Number of uninsured rises

Published 12:00 am Monday, October 13, 2003

By Dan Juneau -The LABI Report

Last year, approximately 2.4 million joined the ranks of individuals who are not covered by a health insurance policy. A double-digit rise in the cost of health insurance premiums, job losses, and financially stressed businesses were some of the factors propelling this rise in the uninsured.

According to the Census Bureau, some form of health insurance currently does not cover some 43.6 million Americans. The percentage of the population that is uninsured rose from 14.6 percent in 2002 to 15.2 percent in 2003. Increases in the uninsured rate covered most demographic categories-whites, blacks, people in the age group 18-64, and both middle-income and high-wage earners. The almost universal nature of the growing number of uninsured Americans reflects the broad scope of the recession that spread across the nation last year.

The good news is that the long-awaited national economic recovery seems to be arriving at last. The stock market rebounded this year, restoring some of the individual net worth that had severely eroded in the last few years. Personal income rose significantly in both July and August. Perhaps the most important indication that things are turning around on the job front has to do with the increase of direct employment. Almost 60,000 jobs were added in September (the first increase in seven months), and the unemployment rate held steady.

Certainly an improving economy is the best remedy for the growing number of Americans without health insurance, since most get their health care coverage from private employment or a government program. An improving labor market will result in more individuals being covered through their employer, and higher employment and a stronger economy mean governments have more revenue to provide health care coverage to the poor. As the economy improves, the ranks of uninsured should begin to drop. But higher employment and renewed economic vitality alone will not solve the problem of many individuals going without health insurance.

Skyrocketing health care costs are reflected in the soaring cost of health insurance premiums. In the last year alone, health insurance premiums increased by approximately 14 percent. According to one leading health care research group, an average family health insurance policy now costs slightly more than $9,000. The high out-of-pocket cost to families is causing more of them to choose to go without medical insurance in order to prevent a drop in their standard of living. While that may not be a wise choice on their part, it is a choice that many of them are making.
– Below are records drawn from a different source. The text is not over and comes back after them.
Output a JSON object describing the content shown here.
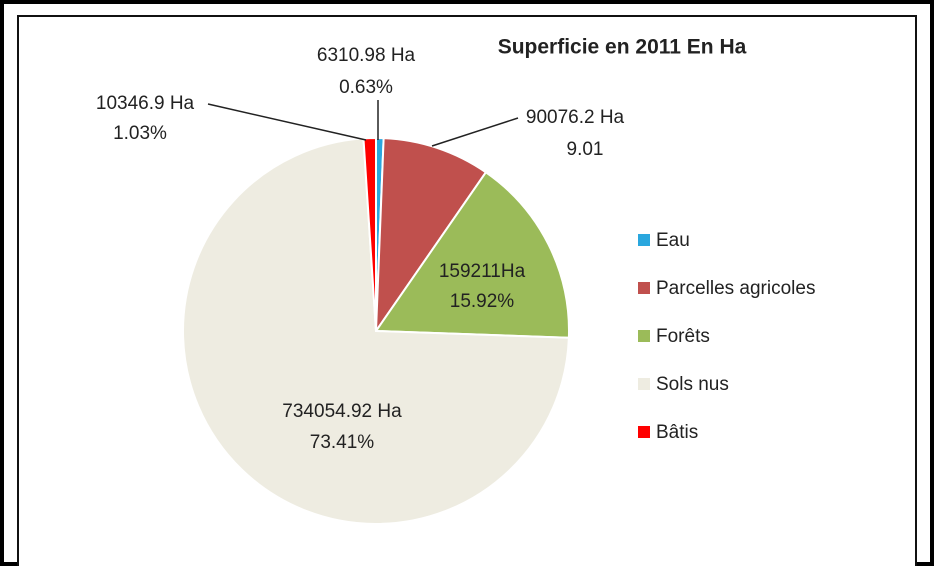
{
  "chart_data": {
    "type": "pie",
    "title": "Superficie en 2011 En Ha",
    "categories": [
      "Eau",
      "Parcelles agricoles",
      "Forêts",
      "Sols nus",
      "Bâtis"
    ],
    "values": [
      6310.98,
      90076.2,
      159211,
      734054.92,
      10346.9
    ],
    "value_labels": [
      "6310.98 Ha",
      "90076.2 Ha",
      "159211Ha",
      "734054.92 Ha",
      "10346.9 Ha"
    ],
    "percentages": [
      0.63,
      9.01,
      15.92,
      73.41,
      1.03
    ],
    "percentage_labels": [
      "0.63%",
      "9.01",
      "15.92%",
      "73.41%",
      "1.03%"
    ],
    "colors": [
      "#2aa7de",
      "#c0504d",
      "#9bbb59",
      "#eeece1",
      "#ff0000"
    ],
    "legend": "right"
  }
}
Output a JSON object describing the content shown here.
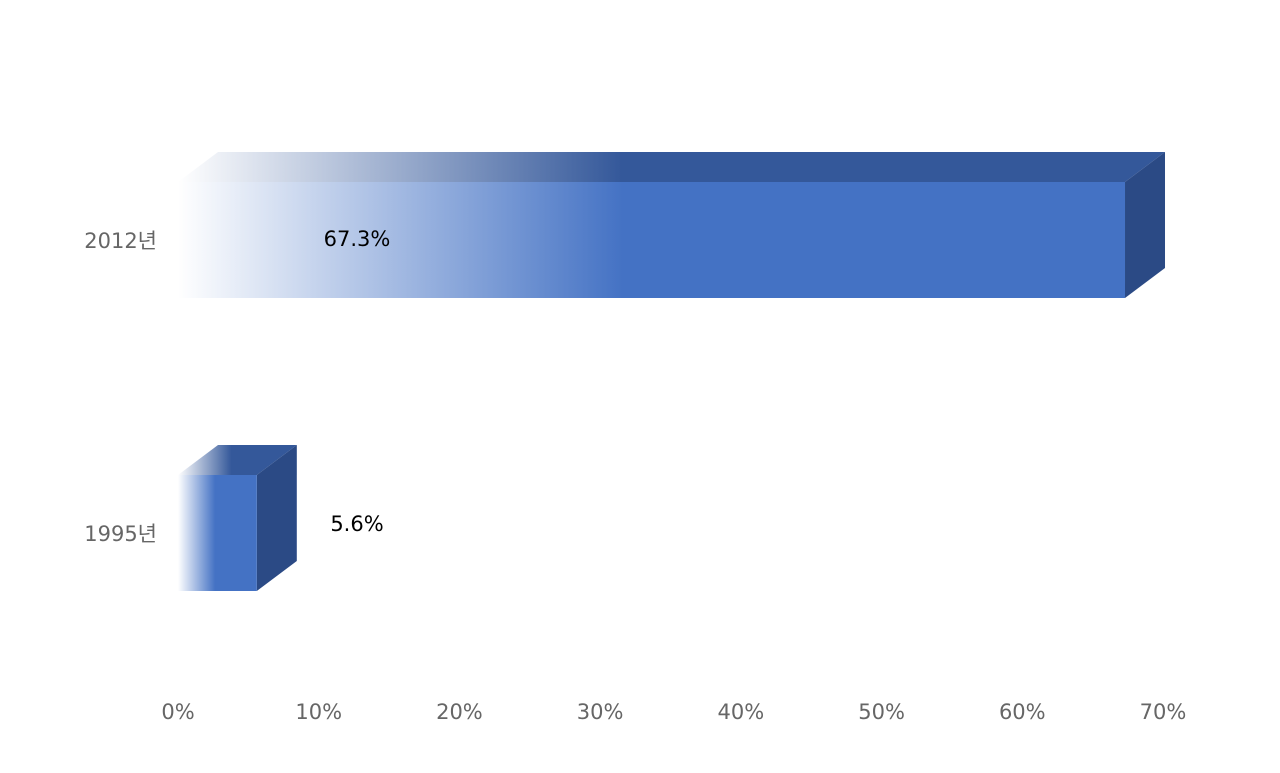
{
  "chart_data": {
    "type": "bar3d_horizontal",
    "categories": [
      "2012년",
      "1995년"
    ],
    "values": [
      67.3,
      5.6
    ],
    "value_labels": [
      "67.3%",
      "5.6%"
    ],
    "color": "#4472c4",
    "xlim": [
      0,
      70
    ],
    "xticks": [
      {
        "value": 0,
        "label": "0%"
      },
      {
        "value": 10,
        "label": "10%"
      },
      {
        "value": 20,
        "label": "20%"
      },
      {
        "value": 30,
        "label": "30%"
      },
      {
        "value": 40,
        "label": "40%"
      },
      {
        "value": 50,
        "label": "50%"
      },
      {
        "value": 60,
        "label": "60%"
      },
      {
        "value": 70,
        "label": "70%"
      }
    ],
    "grid": false
  }
}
One of the solutions to the health insurance crisis is for government to stop making the problem worse. Providing new health care entitlements without putting up the money to pay for them is the customary ploy of governments. Providers are then squeezed to keep the cost to government low, and the cost pressure is shifted to the private sector. There are limits to what business can absorb in health care costs, and when those limits are exceeded, employees either lose coverage or see a reduction in benefits.
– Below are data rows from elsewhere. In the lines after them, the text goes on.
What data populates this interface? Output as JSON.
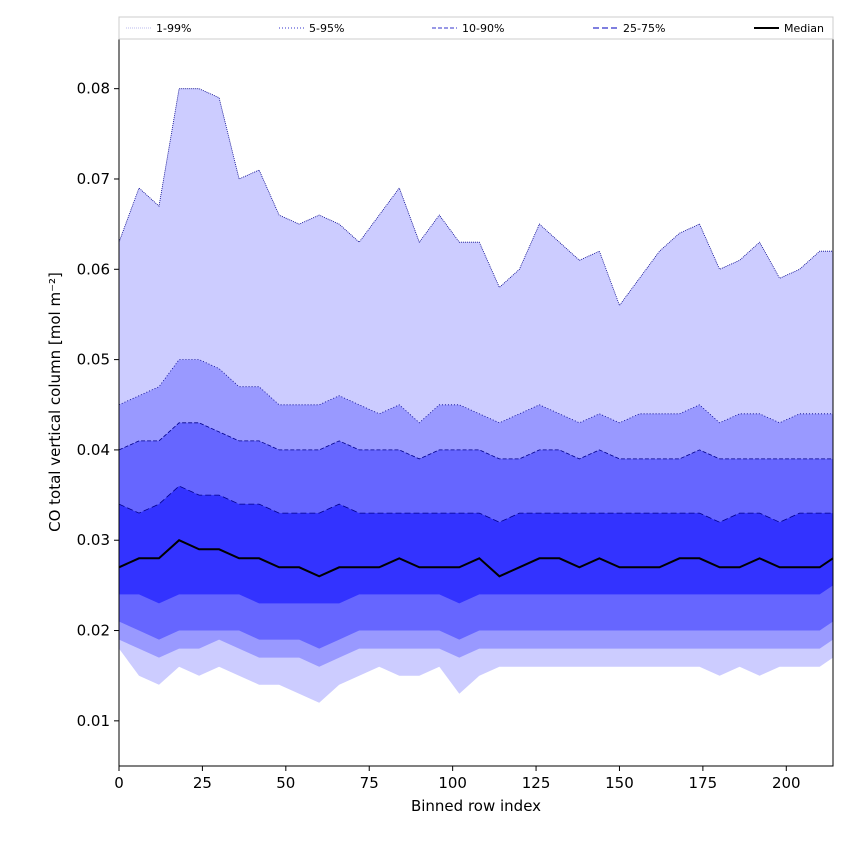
{
  "chart_data": {
    "type": "area",
    "xlabel": "Binned row index",
    "ylabel": "CO total vertical column [mol m⁻²]",
    "xlim": [
      0,
      214
    ],
    "ylim": [
      0.005,
      0.0855
    ],
    "xticks": [
      0,
      25,
      50,
      75,
      100,
      125,
      150,
      175,
      200
    ],
    "yticks": [
      0.01,
      0.02,
      0.03,
      0.04,
      0.05,
      0.06,
      0.07,
      0.08
    ],
    "grid": false,
    "legend_position": "top",
    "x": [
      0,
      6,
      12,
      18,
      24,
      30,
      36,
      42,
      48,
      54,
      60,
      66,
      72,
      78,
      84,
      90,
      96,
      102,
      108,
      114,
      120,
      126,
      132,
      138,
      144,
      150,
      156,
      162,
      168,
      174,
      180,
      186,
      192,
      198,
      204,
      210,
      214
    ],
    "series": [
      {
        "name": "1-99%",
        "lower": [
          0.018,
          0.015,
          0.014,
          0.016,
          0.015,
          0.016,
          0.015,
          0.014,
          0.014,
          0.013,
          0.012,
          0.014,
          0.015,
          0.016,
          0.015,
          0.015,
          0.016,
          0.013,
          0.015,
          0.016,
          0.016,
          0.016,
          0.016,
          0.016,
          0.016,
          0.016,
          0.016,
          0.016,
          0.016,
          0.016,
          0.015,
          0.016,
          0.015,
          0.016,
          0.016,
          0.016,
          0.017
        ],
        "upper": [
          0.063,
          0.069,
          0.067,
          0.08,
          0.08,
          0.079,
          0.07,
          0.071,
          0.066,
          0.065,
          0.066,
          0.065,
          0.063,
          0.066,
          0.069,
          0.063,
          0.066,
          0.063,
          0.063,
          0.058,
          0.06,
          0.065,
          0.063,
          0.061,
          0.062,
          0.056,
          0.059,
          0.062,
          0.064,
          0.065,
          0.06,
          0.061,
          0.063,
          0.059,
          0.06,
          0.062,
          0.062
        ]
      },
      {
        "name": "5-95%",
        "lower": [
          0.019,
          0.018,
          0.017,
          0.018,
          0.018,
          0.019,
          0.018,
          0.017,
          0.017,
          0.017,
          0.016,
          0.017,
          0.018,
          0.018,
          0.018,
          0.018,
          0.018,
          0.017,
          0.018,
          0.018,
          0.018,
          0.018,
          0.018,
          0.018,
          0.018,
          0.018,
          0.018,
          0.018,
          0.018,
          0.018,
          0.018,
          0.018,
          0.018,
          0.018,
          0.018,
          0.018,
          0.019
        ],
        "upper": [
          0.045,
          0.046,
          0.047,
          0.05,
          0.05,
          0.049,
          0.047,
          0.047,
          0.045,
          0.045,
          0.045,
          0.046,
          0.045,
          0.044,
          0.045,
          0.043,
          0.045,
          0.045,
          0.044,
          0.043,
          0.044,
          0.045,
          0.044,
          0.043,
          0.044,
          0.043,
          0.044,
          0.044,
          0.044,
          0.045,
          0.043,
          0.044,
          0.044,
          0.043,
          0.044,
          0.044,
          0.044
        ]
      },
      {
        "name": "10-90%",
        "lower": [
          0.021,
          0.02,
          0.019,
          0.02,
          0.02,
          0.02,
          0.02,
          0.019,
          0.019,
          0.019,
          0.018,
          0.019,
          0.02,
          0.02,
          0.02,
          0.02,
          0.02,
          0.019,
          0.02,
          0.02,
          0.02,
          0.02,
          0.02,
          0.02,
          0.02,
          0.02,
          0.02,
          0.02,
          0.02,
          0.02,
          0.02,
          0.02,
          0.02,
          0.02,
          0.02,
          0.02,
          0.021
        ],
        "upper": [
          0.04,
          0.041,
          0.041,
          0.043,
          0.043,
          0.042,
          0.041,
          0.041,
          0.04,
          0.04,
          0.04,
          0.041,
          0.04,
          0.04,
          0.04,
          0.039,
          0.04,
          0.04,
          0.04,
          0.039,
          0.039,
          0.04,
          0.04,
          0.039,
          0.04,
          0.039,
          0.039,
          0.039,
          0.039,
          0.04,
          0.039,
          0.039,
          0.039,
          0.039,
          0.039,
          0.039,
          0.039
        ]
      },
      {
        "name": "25-75%",
        "lower": [
          0.024,
          0.024,
          0.023,
          0.024,
          0.024,
          0.024,
          0.024,
          0.023,
          0.023,
          0.023,
          0.023,
          0.023,
          0.024,
          0.024,
          0.024,
          0.024,
          0.024,
          0.023,
          0.024,
          0.024,
          0.024,
          0.024,
          0.024,
          0.024,
          0.024,
          0.024,
          0.024,
          0.024,
          0.024,
          0.024,
          0.024,
          0.024,
          0.024,
          0.024,
          0.024,
          0.024,
          0.025
        ],
        "upper": [
          0.034,
          0.033,
          0.034,
          0.036,
          0.035,
          0.035,
          0.034,
          0.034,
          0.033,
          0.033,
          0.033,
          0.034,
          0.033,
          0.033,
          0.033,
          0.033,
          0.033,
          0.033,
          0.033,
          0.032,
          0.033,
          0.033,
          0.033,
          0.033,
          0.033,
          0.033,
          0.033,
          0.033,
          0.033,
          0.033,
          0.032,
          0.033,
          0.033,
          0.032,
          0.033,
          0.033,
          0.033
        ]
      },
      {
        "name": "Median",
        "values": [
          0.027,
          0.028,
          0.028,
          0.03,
          0.029,
          0.029,
          0.028,
          0.028,
          0.027,
          0.027,
          0.026,
          0.027,
          0.027,
          0.027,
          0.028,
          0.027,
          0.027,
          0.027,
          0.028,
          0.026,
          0.027,
          0.028,
          0.028,
          0.027,
          0.028,
          0.027,
          0.027,
          0.027,
          0.028,
          0.028,
          0.027,
          0.027,
          0.028,
          0.027,
          0.027,
          0.027,
          0.028
        ]
      }
    ],
    "colors": {
      "band_1_99": "#ccccff",
      "band_5_95": "#9999ff",
      "band_10_90": "#6666ff",
      "band_25_75": "#3333ff",
      "median": "#000000",
      "edge": "#00008b"
    }
  }
}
Another governmentally imposed cost factor are health care mandates. Federal and state governments love to tell employers what they must cover if they offer insurance. These mandated offerings add to the costs of providing insurance.

To make a dent in the rising number of Americans without health insurance, a strong economy needs to put more individuals back to work-and government needs to stop engaging in practices that drive up the cost of health insurance in the private sector.